Orqen-specific extensions

These fields are consumed by Orqen and not forwarded to the LLM:

`aws_access_key_id`	string	AWS access key for Bedrock. Alternative to storing credentials in the dashboard.
`aws_secret_access_key`	string	AWS secret key for Bedrock.
`aws_region_name`	string	AWS region for Bedrock. Default: us-east-1.
`aws_session_token`	string	AWS session token for temporary credentials.
`function.x-orqen-examples`	array	Optional tool-level routing examples. Orqen uses them for pruning and strips them before forwarding upstream.

Example request

from openai import OpenAI

client = OpenAI(
    api_key="sk-orq-YOUR_KEY",
    base_url="https://api.orqen.app/v1",
)

response = client.chat.completions.create(
    model="gpt-4o",
    messages=[
        {"role": "system", "content": "You are a helpful assistant."},
        {"role": "user",   "content": "What's the weather in London today?"},
    ],
    tools=[
        {
            "type": "function",
            "function": {
                "name": "get_weather",
                "description": "Get current weather conditions for a city.",
                "parameters": {
                    "type": "object",
                    "properties": {
                        "city": {"type": "string", "description": "City name"},
                    },
                    "required": ["city"],
                },
            },
        },
        # ... 30 more tools — Orqen prunes the irrelevant ones
    ],
    tool_choice="auto",
)

print(response.choices[0].message)

Response

The response body is identical to the OpenAI Chat Completions response format.

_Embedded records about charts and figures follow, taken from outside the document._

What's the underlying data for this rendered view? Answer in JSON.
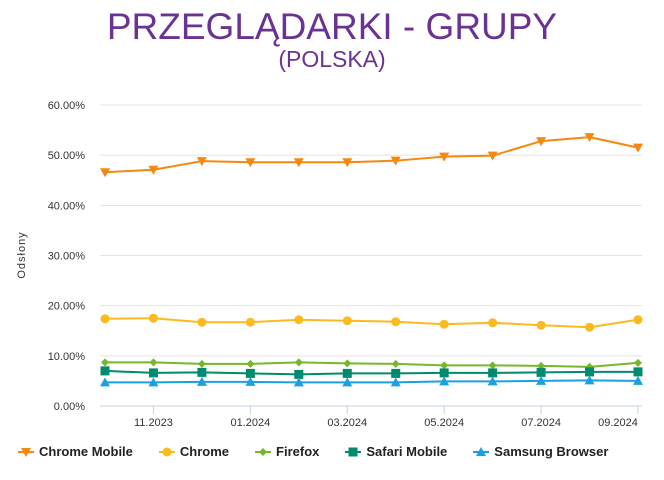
{
  "title": "PRZEGLĄDARKI - GRUPY",
  "subtitle": "(POLSKA)",
  "chart_data": {
    "type": "line",
    "title": "PRZEGLĄDARKI - GRUPY",
    "subtitle": "(POLSKA)",
    "xlabel": "",
    "ylabel": "Odsłony",
    "ylim": [
      0,
      60
    ],
    "yticks": [
      "0.00%",
      "10.00%",
      "20.00%",
      "30.00%",
      "40.00%",
      "50.00%",
      "60.00%"
    ],
    "x": [
      "10.2023",
      "11.2023",
      "12.2023",
      "01.2024",
      "02.2024",
      "03.2024",
      "04.2024",
      "05.2024",
      "06.2024",
      "07.2024",
      "08.2024",
      "09.2024"
    ],
    "xtick_labels": [
      "11.2023",
      "01.2024",
      "03.2024",
      "05.2024",
      "07.2024",
      "09.2024"
    ],
    "grid": true,
    "legend_position": "bottom",
    "series": [
      {
        "name": "Chrome Mobile",
        "color": "#f7880f",
        "marker": "triangle-down",
        "values": [
          46.6,
          47.1,
          48.8,
          48.6,
          48.6,
          48.6,
          48.9,
          49.7,
          49.9,
          52.8,
          53.6,
          51.5
        ]
      },
      {
        "name": "Chrome",
        "color": "#fbbb1d",
        "marker": "circle",
        "values": [
          17.4,
          17.5,
          16.7,
          16.7,
          17.2,
          17.0,
          16.8,
          16.3,
          16.6,
          16.1,
          15.7,
          17.2
        ]
      },
      {
        "name": "Firefox",
        "color": "#76b82a",
        "marker": "diamond",
        "values": [
          8.7,
          8.7,
          8.4,
          8.4,
          8.7,
          8.5,
          8.4,
          8.1,
          8.1,
          8.0,
          7.8,
          8.6
        ]
      },
      {
        "name": "Safari Mobile",
        "color": "#008a6e",
        "marker": "square",
        "values": [
          7.0,
          6.6,
          6.7,
          6.5,
          6.3,
          6.5,
          6.5,
          6.6,
          6.6,
          6.7,
          6.8,
          6.8
        ]
      },
      {
        "name": "Samsung Browser",
        "color": "#1ba1e2",
        "marker": "triangle-up",
        "values": [
          4.7,
          4.7,
          4.8,
          4.8,
          4.7,
          4.7,
          4.7,
          4.9,
          4.9,
          5.0,
          5.1,
          5.0
        ]
      }
    ]
  }
}
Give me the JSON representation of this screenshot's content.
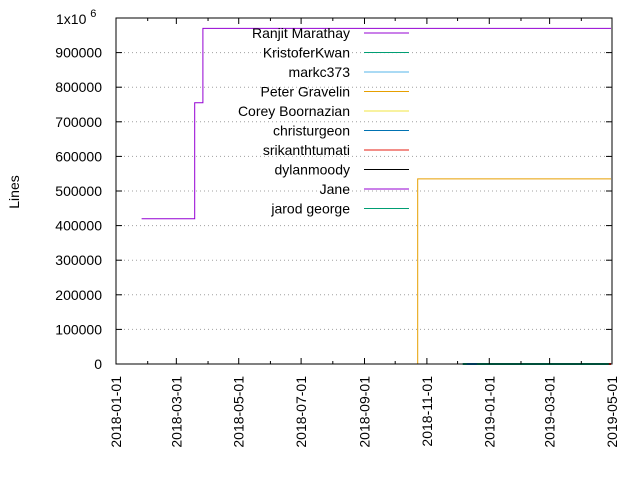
{
  "chart_data": {
    "type": "line",
    "title": "",
    "xlabel": "",
    "ylabel": "Lines",
    "y_exponent_label": {
      "base": "1x10",
      "exp": "6"
    },
    "xlim": [
      "2018-01-01",
      "2019-05-01"
    ],
    "ylim": [
      0,
      1000000
    ],
    "grid": "horizontal dotted lines",
    "legend_position": "top-right",
    "x_ticks": [
      "2018-01-01",
      "2018-03-01",
      "2018-05-01",
      "2018-07-01",
      "2018-09-01",
      "2018-11-01",
      "2019-01-01",
      "2019-03-01",
      "2019-05-01"
    ],
    "y_ticks": [
      {
        "value": 0,
        "label": "0"
      },
      {
        "value": 100000,
        "label": "100000"
      },
      {
        "value": 200000,
        "label": "200000"
      },
      {
        "value": 300000,
        "label": "300000"
      },
      {
        "value": 400000,
        "label": "400000"
      },
      {
        "value": 500000,
        "label": "500000"
      },
      {
        "value": 600000,
        "label": "600000"
      },
      {
        "value": 700000,
        "label": "700000"
      },
      {
        "value": 800000,
        "label": "800000"
      },
      {
        "value": 900000,
        "label": "900000"
      }
    ],
    "series": [
      {
        "name": "Ranjit Marathay",
        "color": "#9400d3",
        "step": true,
        "points": [
          [
            "2018-01-26",
            420000
          ],
          [
            "2018-03-19",
            420000
          ],
          [
            "2018-03-19",
            755000
          ],
          [
            "2018-03-27",
            755000
          ],
          [
            "2018-03-27",
            970000
          ],
          [
            "2019-04-30",
            970000
          ]
        ]
      },
      {
        "name": "KristoferKwan",
        "color": "#009e73",
        "step": true,
        "points": [
          [
            "2018-12-06",
            0
          ],
          [
            "2019-04-25",
            0
          ]
        ]
      },
      {
        "name": "markc373",
        "color": "#56b4e9",
        "step": true,
        "points": []
      },
      {
        "name": "Peter Gravelin",
        "color": "#e69f00",
        "step": true,
        "points": [
          [
            "2018-10-23",
            0
          ],
          [
            "2018-10-23",
            535000
          ],
          [
            "2019-04-30",
            535000
          ]
        ]
      },
      {
        "name": "Corey Boornazian",
        "color": "#f0e442",
        "step": true,
        "points": []
      },
      {
        "name": "christurgeon",
        "color": "#0072b2",
        "step": true,
        "points": [
          [
            "2018-12-10",
            0
          ],
          [
            "2019-04-20",
            0
          ]
        ]
      },
      {
        "name": "srikanthtumati",
        "color": "#e51e10",
        "step": true,
        "points": [
          [
            "2019-04-22",
            0
          ],
          [
            "2019-04-30",
            0
          ]
        ]
      },
      {
        "name": "dylanmoody",
        "color": "#000000",
        "step": true,
        "points": []
      },
      {
        "name": "Jane",
        "color": "#9400d3",
        "step": true,
        "points": []
      },
      {
        "name": "jarod george",
        "color": "#009e73",
        "step": true,
        "points": [
          [
            "2018-12-20",
            0
          ],
          [
            "2019-04-28",
            0
          ]
        ]
      }
    ]
  }
}
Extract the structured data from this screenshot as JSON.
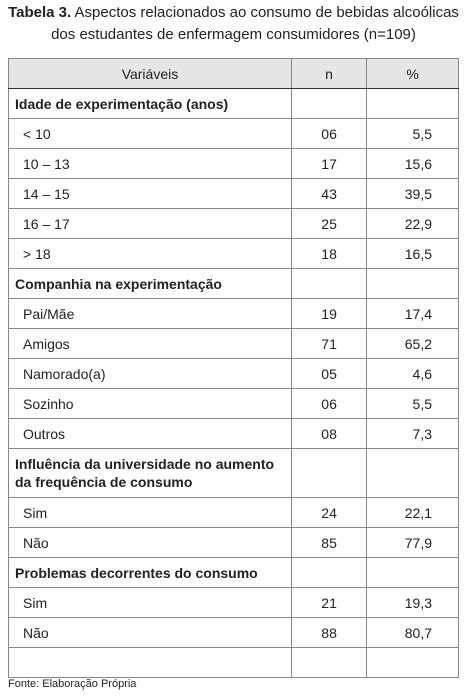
{
  "title": {
    "label": "Tabela 3.",
    "text": "Aspectos relacionados ao consumo de bebidas alcoólicas dos estudantes de enfermagem consumidores (n=109)"
  },
  "table": {
    "header": [
      "Variáveis",
      "n",
      "%"
    ],
    "sections": [
      {
        "title": "Idade de experimentação (anos)",
        "rows": [
          [
            "< 10",
            "06",
            "5,5"
          ],
          [
            "10 – 13",
            "17",
            "15,6"
          ],
          [
            "14 – 15",
            "43",
            "39,5"
          ],
          [
            "16 – 17",
            "25",
            "22,9"
          ],
          [
            "> 18",
            "18",
            "16,5"
          ]
        ]
      },
      {
        "title": "Companhia na experimentação",
        "rows": [
          [
            "Pai/Mãe",
            "19",
            "17,4"
          ],
          [
            "Amigos",
            "71",
            "65,2"
          ],
          [
            "Namorado(a)",
            "05",
            "4,6"
          ],
          [
            "Sozinho",
            "06",
            "5,5"
          ],
          [
            "Outros",
            "08",
            "7,3"
          ]
        ]
      },
      {
        "title": "Influência da universidade no aumento da frequência de consumo",
        "rows": [
          [
            "Sim",
            "24",
            "22,1"
          ],
          [
            "Não",
            "85",
            "77,9"
          ]
        ]
      },
      {
        "title": "Problemas decorrentes do consumo",
        "rows": [
          [
            "Sim",
            "21",
            "19,3"
          ],
          [
            "Não",
            "88",
            "80,7"
          ]
        ]
      }
    ]
  },
  "footer": "Fonte: Elaboração Própria"
}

Orqen adds the following headers:

`x-orqen-tools-input`	integer	Number of tools in your original request.
`x-orqen-tools-output`	integer	Number of tools forwarded to the LLM after pruning.
`x-orqen-prune-ratio`	string	Ratio as output/input — e.g. "8/32".
`x-orqen-routing`	string	How tools were selected: "semantic" (embedding-based), "keyword" (fallback), or "none" (no pruning).
`X-Request-ID`	string	Unique request ID. Pass this to support for tracing.

{
  "id": "chatcmpl-abc123",
  "object": "chat.completion",
  "created": 1748823456,
  "model": "gpt-4o-2024-11-20",
  "choices": [
    {
      "index": 0,
      "message": {
        "role": "assistant",
        "content": null,
        "tool_calls": [
          {
            "id": "call_abc123",
            "type": "function",
            "function": {
              "name": "get_weather",
              "arguments": "{\"city\": \"London\"}"
            }
          }
        ]
      },
      "finish_reason": "tool_calls"
    }
  ],
  "usage": {
    "prompt_tokens": 287,
    "completion_tokens": 18,
    "total_tokens": 305
  }
}

Orqen routing model strings

Instead of specifying a model directly, you can use an Orqen routing string and let Orqen pick the best model from your connected providers:

`orqen/auto`	model string	Picks based on task complexity. Simple queries → fast cheap models. Complex reasoning → capable models.
`orqen/cheap`	model string	Always the cheapest capable model from your connected providers.
`orqen/fast`	model string	Always the lowest-latency model, based on observed latency data.
`orqen/capable`	model string	Always the most capable model, prioritising recall accuracy.